As NFL free agency opening acts go, Thursday’s was a real “No, they didn’t?”
The Houston Texans’ swap with the Cleveland Browns shipping Brock Osweiler out of town was an NBA salary-dump deal, and I never have seen anything quite like it in the NFL.
The New England Patriots just don’t buy talent the way they rushed to the bank for Stephon Gilmore.
For the second straight season, the Jacksonville Jaguars are on their way to winning the offseason again after snagging defensive end Calais Campbell, cornerback A.J. Bouye, safety Barry Church and left tackle Branden Albert. Last year’s remarkable haul made the Jaguars a 3-13 football team. Will they be better this year?
The $25 million-plus the Chargers guaranteed offensive tackle Russell Okung and the like amount Carolina gave OT Matt Kalil are insane.
And did receiver Alshon Jeffery really agree to a single year at $14 million? No, he didn’t, did he? Yep.
With all of that as context, the Bears’ first day of free agency was somewhat predictable, if less than impressive.
Clearly the biggest story of the day was the long expected release of Jay Cutler. What I found most interesting was that it was announced as having come at the quarterback’s request.
I’m sorry, but I just don’t believe that. Once it became clear the Bears were going to sign Mike Glennon, there was no way they were bringing back Cutler.
The bottom line, however, is it was time for a change for both the team and the QB.
My hope is that a few years down the road, Bears fans will come to understand through the prism of history that Cutler was not the reason for the Bears’ mediocrity since his arrival.
He did, however, fail to perform up to the level of a Super Bowl quarterback, which is what the Bears paid for with two No. 1 draft choices, QB Kyle Orton and a swap of third-rounders, and it just wasn’t going to get better.
Hopefully, Bears fans will understand Glennon isn’t being brought in to be that guy, either.
Historically, backup quarterbacks brought to new clubs to lead them fail, and there is nothing on Glennon’s résumé or on his 18 games worth of tape to suggest he will be the exception.
He is a big man with an excellent pocket presence, cannon for an arm and impressive release.
But he never has completed 60 percent or more of his passes. His career 30-touchdowns-to-15-interceptions ratio is unremarkable, and he is a poor athlete with no movement skills and a sack waiting to happen.
As solid as the Bears are at guard and center, if they see Glennon as anything more than a bridge, it is essential they upgrade the tackle positions.
On the upside, his comp stylistically would be Eli Manning, and better accuracy and ball security can be coached.

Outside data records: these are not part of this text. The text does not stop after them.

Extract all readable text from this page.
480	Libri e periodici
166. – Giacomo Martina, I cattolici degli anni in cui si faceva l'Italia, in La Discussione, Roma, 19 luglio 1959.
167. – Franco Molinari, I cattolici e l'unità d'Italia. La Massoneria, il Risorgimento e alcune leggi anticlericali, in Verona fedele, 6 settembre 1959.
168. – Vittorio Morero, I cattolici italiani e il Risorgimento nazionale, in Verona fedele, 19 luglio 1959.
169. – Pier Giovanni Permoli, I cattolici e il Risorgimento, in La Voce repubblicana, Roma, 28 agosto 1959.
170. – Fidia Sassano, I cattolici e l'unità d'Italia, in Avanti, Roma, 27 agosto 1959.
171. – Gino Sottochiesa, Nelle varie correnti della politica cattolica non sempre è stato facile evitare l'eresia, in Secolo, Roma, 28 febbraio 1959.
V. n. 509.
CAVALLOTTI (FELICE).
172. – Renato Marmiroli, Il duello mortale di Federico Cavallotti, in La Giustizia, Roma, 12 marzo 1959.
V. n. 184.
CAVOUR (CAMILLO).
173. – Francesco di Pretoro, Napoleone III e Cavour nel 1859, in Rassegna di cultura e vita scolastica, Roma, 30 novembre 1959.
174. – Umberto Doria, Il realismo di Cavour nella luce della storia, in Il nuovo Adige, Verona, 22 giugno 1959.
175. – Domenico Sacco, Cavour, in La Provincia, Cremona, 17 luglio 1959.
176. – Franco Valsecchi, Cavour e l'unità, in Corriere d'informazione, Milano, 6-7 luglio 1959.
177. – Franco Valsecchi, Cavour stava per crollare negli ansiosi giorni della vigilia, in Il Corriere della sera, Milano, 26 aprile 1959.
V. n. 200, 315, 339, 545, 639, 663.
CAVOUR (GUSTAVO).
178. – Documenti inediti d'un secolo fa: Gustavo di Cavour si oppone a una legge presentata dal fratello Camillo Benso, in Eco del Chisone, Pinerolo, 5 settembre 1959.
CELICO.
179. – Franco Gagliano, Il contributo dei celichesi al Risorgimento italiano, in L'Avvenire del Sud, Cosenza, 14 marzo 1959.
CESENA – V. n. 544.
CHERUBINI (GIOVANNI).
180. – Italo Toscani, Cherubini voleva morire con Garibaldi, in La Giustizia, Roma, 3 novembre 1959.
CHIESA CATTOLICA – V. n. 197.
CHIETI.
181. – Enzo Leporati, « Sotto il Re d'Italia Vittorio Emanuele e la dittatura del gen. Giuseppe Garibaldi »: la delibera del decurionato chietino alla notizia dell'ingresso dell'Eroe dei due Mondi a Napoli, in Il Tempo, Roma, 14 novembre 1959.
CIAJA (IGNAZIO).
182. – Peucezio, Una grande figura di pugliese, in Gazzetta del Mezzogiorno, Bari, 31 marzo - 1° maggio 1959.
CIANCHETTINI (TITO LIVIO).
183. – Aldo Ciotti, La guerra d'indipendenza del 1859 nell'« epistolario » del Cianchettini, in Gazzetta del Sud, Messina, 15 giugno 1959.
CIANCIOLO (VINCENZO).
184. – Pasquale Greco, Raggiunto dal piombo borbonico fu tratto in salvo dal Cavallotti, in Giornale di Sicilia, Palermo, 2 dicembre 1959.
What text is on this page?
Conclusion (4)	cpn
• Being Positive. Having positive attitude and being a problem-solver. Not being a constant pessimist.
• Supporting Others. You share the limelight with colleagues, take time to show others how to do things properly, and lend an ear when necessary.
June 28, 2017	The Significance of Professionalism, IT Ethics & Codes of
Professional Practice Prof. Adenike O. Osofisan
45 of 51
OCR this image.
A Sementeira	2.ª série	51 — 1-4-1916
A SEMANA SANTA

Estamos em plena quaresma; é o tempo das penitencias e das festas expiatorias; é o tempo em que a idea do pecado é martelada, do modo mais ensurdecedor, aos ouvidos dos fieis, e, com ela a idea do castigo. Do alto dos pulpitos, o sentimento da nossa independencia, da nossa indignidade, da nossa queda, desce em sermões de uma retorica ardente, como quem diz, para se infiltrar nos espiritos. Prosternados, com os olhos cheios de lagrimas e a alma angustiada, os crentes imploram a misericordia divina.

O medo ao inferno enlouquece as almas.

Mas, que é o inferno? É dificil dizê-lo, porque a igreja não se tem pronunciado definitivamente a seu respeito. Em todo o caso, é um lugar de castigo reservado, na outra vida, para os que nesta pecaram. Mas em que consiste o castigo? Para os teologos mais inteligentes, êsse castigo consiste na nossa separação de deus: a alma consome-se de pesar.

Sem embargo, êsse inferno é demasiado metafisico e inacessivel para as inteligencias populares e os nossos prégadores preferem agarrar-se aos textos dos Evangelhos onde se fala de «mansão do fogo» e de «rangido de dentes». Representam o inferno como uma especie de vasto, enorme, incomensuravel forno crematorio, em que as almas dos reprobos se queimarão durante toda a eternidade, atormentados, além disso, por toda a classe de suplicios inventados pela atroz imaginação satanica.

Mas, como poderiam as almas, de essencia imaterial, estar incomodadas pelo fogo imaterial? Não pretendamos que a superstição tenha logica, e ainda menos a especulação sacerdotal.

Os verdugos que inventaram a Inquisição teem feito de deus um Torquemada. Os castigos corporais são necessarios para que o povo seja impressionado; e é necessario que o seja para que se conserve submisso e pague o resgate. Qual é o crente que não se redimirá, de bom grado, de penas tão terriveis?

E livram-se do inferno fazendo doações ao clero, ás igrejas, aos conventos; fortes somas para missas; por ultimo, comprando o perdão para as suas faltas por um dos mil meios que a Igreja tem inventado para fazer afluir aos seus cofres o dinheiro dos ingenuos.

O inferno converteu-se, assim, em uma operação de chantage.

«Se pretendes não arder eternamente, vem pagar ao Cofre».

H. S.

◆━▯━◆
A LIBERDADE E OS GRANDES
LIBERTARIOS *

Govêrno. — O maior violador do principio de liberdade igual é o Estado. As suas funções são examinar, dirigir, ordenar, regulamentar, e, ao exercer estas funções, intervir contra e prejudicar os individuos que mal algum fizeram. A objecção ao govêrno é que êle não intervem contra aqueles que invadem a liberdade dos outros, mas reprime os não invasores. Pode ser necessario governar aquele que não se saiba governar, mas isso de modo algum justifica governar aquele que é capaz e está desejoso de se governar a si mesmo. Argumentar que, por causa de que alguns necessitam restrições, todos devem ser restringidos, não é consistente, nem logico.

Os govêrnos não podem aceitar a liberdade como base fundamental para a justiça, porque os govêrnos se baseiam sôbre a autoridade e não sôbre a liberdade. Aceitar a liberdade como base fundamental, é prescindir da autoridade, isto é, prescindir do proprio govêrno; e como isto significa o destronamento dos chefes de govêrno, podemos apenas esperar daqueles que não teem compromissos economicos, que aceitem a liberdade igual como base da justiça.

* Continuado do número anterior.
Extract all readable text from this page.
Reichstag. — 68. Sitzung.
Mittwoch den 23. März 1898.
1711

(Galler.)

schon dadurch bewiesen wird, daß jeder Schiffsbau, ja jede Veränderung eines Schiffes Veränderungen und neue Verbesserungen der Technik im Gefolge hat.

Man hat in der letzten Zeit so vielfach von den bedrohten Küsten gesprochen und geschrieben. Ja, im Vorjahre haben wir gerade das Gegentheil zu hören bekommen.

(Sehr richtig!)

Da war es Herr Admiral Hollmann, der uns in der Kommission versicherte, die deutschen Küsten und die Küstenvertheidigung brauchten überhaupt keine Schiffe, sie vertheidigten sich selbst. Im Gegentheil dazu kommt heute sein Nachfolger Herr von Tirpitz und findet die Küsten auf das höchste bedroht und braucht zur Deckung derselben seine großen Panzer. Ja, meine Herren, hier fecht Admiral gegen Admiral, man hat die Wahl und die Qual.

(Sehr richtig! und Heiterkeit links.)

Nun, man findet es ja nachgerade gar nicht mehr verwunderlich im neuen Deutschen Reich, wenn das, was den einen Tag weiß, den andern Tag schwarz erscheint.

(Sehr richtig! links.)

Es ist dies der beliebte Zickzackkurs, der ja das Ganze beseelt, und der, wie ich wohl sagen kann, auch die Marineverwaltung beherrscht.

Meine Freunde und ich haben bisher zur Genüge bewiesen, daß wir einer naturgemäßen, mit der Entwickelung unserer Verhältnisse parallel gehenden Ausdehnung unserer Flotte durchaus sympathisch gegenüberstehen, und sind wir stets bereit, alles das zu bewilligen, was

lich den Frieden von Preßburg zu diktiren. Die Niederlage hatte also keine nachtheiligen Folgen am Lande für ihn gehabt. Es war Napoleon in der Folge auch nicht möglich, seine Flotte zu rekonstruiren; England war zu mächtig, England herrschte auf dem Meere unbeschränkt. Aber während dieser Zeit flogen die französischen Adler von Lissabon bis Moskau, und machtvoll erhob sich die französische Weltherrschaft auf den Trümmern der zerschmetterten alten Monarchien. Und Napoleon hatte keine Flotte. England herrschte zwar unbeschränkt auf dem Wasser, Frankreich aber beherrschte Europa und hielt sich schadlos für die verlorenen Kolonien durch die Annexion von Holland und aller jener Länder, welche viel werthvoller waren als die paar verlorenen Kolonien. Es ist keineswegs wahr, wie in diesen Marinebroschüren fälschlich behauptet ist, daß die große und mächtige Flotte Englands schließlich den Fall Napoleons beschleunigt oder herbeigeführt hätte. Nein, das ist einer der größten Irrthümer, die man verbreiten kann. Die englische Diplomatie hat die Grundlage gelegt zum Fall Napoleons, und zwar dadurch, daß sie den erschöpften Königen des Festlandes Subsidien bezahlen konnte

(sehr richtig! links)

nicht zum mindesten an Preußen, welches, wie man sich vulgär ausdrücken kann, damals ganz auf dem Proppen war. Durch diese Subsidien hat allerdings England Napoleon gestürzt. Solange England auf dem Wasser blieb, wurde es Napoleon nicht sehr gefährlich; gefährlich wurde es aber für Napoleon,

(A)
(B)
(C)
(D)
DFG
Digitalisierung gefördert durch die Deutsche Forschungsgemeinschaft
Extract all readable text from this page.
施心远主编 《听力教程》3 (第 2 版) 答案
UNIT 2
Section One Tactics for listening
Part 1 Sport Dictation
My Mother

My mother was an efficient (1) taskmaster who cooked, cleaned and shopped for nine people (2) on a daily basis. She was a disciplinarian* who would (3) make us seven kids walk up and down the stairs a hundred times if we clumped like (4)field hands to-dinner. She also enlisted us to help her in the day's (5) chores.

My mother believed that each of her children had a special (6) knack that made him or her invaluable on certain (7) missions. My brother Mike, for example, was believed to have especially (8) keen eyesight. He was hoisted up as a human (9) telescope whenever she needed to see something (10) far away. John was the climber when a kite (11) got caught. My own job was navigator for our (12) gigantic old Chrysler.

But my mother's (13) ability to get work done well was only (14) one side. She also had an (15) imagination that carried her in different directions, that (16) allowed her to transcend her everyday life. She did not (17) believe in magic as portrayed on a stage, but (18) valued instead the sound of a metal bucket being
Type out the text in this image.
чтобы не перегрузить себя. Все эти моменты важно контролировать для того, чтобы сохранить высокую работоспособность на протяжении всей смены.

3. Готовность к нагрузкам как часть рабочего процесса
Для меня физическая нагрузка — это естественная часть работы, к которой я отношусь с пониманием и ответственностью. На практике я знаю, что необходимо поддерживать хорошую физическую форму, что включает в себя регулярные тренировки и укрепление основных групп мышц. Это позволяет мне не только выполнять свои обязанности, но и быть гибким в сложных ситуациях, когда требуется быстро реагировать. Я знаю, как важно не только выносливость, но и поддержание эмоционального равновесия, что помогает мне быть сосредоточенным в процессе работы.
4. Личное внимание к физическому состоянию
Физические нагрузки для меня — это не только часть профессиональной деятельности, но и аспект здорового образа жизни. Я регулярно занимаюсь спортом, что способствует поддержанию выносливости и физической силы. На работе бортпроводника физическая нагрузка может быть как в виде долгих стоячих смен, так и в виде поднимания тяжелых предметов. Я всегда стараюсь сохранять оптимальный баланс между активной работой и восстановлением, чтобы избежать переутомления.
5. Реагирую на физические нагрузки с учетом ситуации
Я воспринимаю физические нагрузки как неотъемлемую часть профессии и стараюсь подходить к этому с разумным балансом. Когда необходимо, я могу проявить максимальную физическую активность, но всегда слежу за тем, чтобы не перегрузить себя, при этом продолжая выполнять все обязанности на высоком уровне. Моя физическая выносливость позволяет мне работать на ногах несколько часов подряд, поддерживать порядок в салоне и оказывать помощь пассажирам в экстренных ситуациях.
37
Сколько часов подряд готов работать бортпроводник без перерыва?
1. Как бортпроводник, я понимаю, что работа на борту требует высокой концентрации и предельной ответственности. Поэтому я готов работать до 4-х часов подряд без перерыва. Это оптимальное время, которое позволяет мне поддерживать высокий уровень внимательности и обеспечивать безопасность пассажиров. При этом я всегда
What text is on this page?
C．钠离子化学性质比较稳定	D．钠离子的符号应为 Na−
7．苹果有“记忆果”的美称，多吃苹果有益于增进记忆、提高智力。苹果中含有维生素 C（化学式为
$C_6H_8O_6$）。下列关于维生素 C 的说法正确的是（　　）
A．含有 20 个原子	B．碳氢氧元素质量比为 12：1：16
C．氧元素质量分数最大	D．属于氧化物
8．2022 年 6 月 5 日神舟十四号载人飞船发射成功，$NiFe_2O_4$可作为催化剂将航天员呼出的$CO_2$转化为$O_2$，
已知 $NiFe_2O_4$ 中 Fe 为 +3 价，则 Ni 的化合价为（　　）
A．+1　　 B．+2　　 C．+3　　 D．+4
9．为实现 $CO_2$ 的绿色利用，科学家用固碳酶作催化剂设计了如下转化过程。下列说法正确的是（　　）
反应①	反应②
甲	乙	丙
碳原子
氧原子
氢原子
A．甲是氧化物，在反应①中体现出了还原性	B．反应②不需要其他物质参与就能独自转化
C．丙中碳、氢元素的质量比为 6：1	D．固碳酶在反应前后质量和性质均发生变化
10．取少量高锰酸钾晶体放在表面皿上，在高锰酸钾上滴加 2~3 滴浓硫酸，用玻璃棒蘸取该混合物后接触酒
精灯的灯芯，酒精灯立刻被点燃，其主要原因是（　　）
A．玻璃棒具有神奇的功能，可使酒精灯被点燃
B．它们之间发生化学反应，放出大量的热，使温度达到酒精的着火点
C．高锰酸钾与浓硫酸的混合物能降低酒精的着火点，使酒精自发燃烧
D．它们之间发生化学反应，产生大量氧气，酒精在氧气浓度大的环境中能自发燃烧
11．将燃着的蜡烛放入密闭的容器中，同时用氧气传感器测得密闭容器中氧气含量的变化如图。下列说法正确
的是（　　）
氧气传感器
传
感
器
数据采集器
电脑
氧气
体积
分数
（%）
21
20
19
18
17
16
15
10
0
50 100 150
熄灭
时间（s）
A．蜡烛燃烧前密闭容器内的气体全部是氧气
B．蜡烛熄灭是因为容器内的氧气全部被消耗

The Quintin Demps signing honestly caught me by surprise because with Tony Jefferson, T.J. McDonald, Church and D.J. Swearinger also all available at safety, and all younger and more athletic, it never occurred to me Demps was on the Bears’ radar.
The signing just feels too much like the Antrel Rolle deal.
Former Steelers receiver Markus Wheaton is a really nice get if he can stay healthy.
A healthy Wheaton will be a great fit in the slot between Kevin White and Cameron Meredith and is an instant and huge upgrade to the Bears’ team speed and return game.
At the end of the day, I think the less than ebullient reaction we all are seeing from Bears Nation is mostly because general manager Ryan Pace, possibly unintentionally, had suggested we should expect more than a couple of guys in Glennon and Demps who have spent most of their careers as backups.
But chins up Bears fans, the ceilings on Glennon and Wheaton still are fairly high, and there still are more than three months of free agency to work with and a lot more talent on the board.
It could be worse, we could be looking at the Bears’ moves and saying, “No, they didn’t?”